In many of the columns, there were both NA values and numeric values. Benjamin decided to replace NA values with 0 since it is unclear what the true value of these observations might be. Please consider airtankers, crewsinvolved, dozers, engines, fatalities, helicopters, injuries, personnel involved, structures damaged, structures destroyed, structures threatened and water tenders with care.

library(tidyr)
summary(fire_dataset_Cleaning$Started)

##                  Min.               1st Qu.                Median 
## "1969-12-31 16:00:00" "2015-08-25 07:39:00" "2017-07-18 14:06:30" 
##                  Mean               3rd Qu.                  Max. 
## "2017-02-12 08:19:16" "2018-07-19 13:56:30" "2019-11-25 19:59:12"

min(fire_dataset_Cleaning$Started)

## [1] "1969-12-31 16:00:00 UTC"

min(fire_dataset_Cleaning$Extinguished)

## [1] NA

summary(fire_dataset_Cleaning$Extinguished)

##                  Min.               1st Qu.                Median 
## "1969-12-31 16:00:00" "2015-08-22 18:00:00" "2018-01-09 11:52:00" 
##                  Mean               3rd Qu.                  Max. 
## "2017-04-03 09:40:55" "2019-01-04 09:33:00" "2019-12-14 08:22:00" 
##                  NA's 
##                  "59"

California Wildfire Shiny Web App:

The following section is intended to interactively visualize the various variables available.
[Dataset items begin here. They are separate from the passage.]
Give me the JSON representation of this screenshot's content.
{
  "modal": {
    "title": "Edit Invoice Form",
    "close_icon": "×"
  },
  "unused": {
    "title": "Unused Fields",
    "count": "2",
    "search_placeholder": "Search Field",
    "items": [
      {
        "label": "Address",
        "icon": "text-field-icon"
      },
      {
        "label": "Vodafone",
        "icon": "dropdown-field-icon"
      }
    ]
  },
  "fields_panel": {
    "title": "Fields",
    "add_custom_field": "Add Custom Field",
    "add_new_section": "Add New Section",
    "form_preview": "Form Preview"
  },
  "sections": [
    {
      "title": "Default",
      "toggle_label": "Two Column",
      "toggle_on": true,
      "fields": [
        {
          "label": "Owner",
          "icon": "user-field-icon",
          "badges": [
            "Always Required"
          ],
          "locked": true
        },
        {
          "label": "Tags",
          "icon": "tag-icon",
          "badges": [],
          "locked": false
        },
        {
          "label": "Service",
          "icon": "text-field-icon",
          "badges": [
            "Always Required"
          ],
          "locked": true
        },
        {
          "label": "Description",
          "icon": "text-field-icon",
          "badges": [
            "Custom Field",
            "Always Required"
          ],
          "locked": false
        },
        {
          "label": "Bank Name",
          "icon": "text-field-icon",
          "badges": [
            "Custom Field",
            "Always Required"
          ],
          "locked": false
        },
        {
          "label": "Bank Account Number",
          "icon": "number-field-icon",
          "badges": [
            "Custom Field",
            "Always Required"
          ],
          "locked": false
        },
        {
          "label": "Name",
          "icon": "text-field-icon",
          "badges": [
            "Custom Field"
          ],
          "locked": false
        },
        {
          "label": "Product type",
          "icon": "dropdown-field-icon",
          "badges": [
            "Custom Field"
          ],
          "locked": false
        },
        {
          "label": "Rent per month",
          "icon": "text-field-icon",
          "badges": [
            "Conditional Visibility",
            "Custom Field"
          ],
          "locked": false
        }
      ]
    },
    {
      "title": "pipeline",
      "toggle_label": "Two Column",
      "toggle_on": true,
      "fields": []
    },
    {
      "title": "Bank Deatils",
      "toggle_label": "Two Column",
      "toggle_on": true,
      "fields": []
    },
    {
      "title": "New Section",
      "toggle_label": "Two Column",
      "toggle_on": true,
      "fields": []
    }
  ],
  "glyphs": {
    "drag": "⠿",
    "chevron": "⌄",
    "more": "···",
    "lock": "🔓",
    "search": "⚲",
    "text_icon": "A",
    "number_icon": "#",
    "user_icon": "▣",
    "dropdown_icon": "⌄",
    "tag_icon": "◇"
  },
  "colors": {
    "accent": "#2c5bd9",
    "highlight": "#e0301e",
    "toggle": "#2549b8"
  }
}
The variables that Alejandro wants to focus on are the AcresBurned throughout the four seasons of the year. With the help of module 11’s material, the process of developing and deploying the shiny web app was possible with the use of the shiny and rsconnect packages.

# libraries
#install.packages(c('shiny','shinythemes','thematic','tidyverse','lubridate','rsconnect'))
library(shiny)
library(shinythemes)
library(thematic)
library(tidyverse)
library(lubridate)
library(rsconnect)

Below, Alejandro has defined a UI with two separate tabs within the panel:

The scatter plot will display the result of choosing between three variables, the number of acres burned, fatalities, and injuries. These variables will be options for the x-axis, y-axis, and dot size of the plot.
The bar graph will instead visualize any trends in the number of acres burned, along with other observations, per each year. These will be separated by the season in which they occurred.

# Define UI
ui <- fluidPage(
  theme = shinytheme("yeti"),
  titlePanel("California Forest Fire Analysis"),
  # set up two tab panels
  tabsetPanel(
    tabPanel("Scatter Plot", fluid = TRUE,
             sidebarLayout(
               # sidebar inputs for scatterplot
               sidebarPanel(
                 selectInput("var", "X-axis:",
                             c("Acres Burned" = "AcresBurned",
                               "# of Fatalities" = "Fatalities",
                               "# Injured" = "Injuries"),
                             selected = "AcresBurned"),
                 selectInput("var1", "Y-axis:",
                             c("Acres Burned" = "AcresBurned",
                               "# of Fatalities" = "Fatalities",
                               "# Injured" = "Injuries"),
                             selected = "Injuries"),
                 selectInput("var2", "Dot Size:",
                             c("Acres Burned" = "AcresBurned",
                               "# of Fatalities" = "Fatalities",
                               "# Injured" = "Injuries"),
                             selected = "Fatalities")
              ),
              mainPanel(
                # display scatter plot in main panel
                plotOutput("scatterplot"))
              )
    ),
    tabPanel("Bar Graph", fluid = TRUE,
             sidebarLayout(
               # sidebar inputs for the bar graph
               sidebarPanel(
                 selectInput("var3", "X-axis:",
                             c("Month" = "Month",
                               "Year" = "Year"),
                             selected = "Year"),
                 selectInput("var4", "Y-axis:",
                             c("Acres Burned" = "AcresBurned",
                               "# of Fatalities" = "Fatalities",
                               "# Injured" = "Injuries",
                               "# of Structures Damaged" = "StructuresDamaged",
                               "# of Structures Destroyed" = "StructuresDestroyed"),
                             selected = "AcresBurned")),
               mainPanel(
                 plotOutput("bargraph"))
            )
    )
  )
)

Inside the server function, Alejandro also included some extra wrangling to the data to fit his needs. After this, he proceed to create the scatter plot and bar graph visualizations displaying the inputs available for selection.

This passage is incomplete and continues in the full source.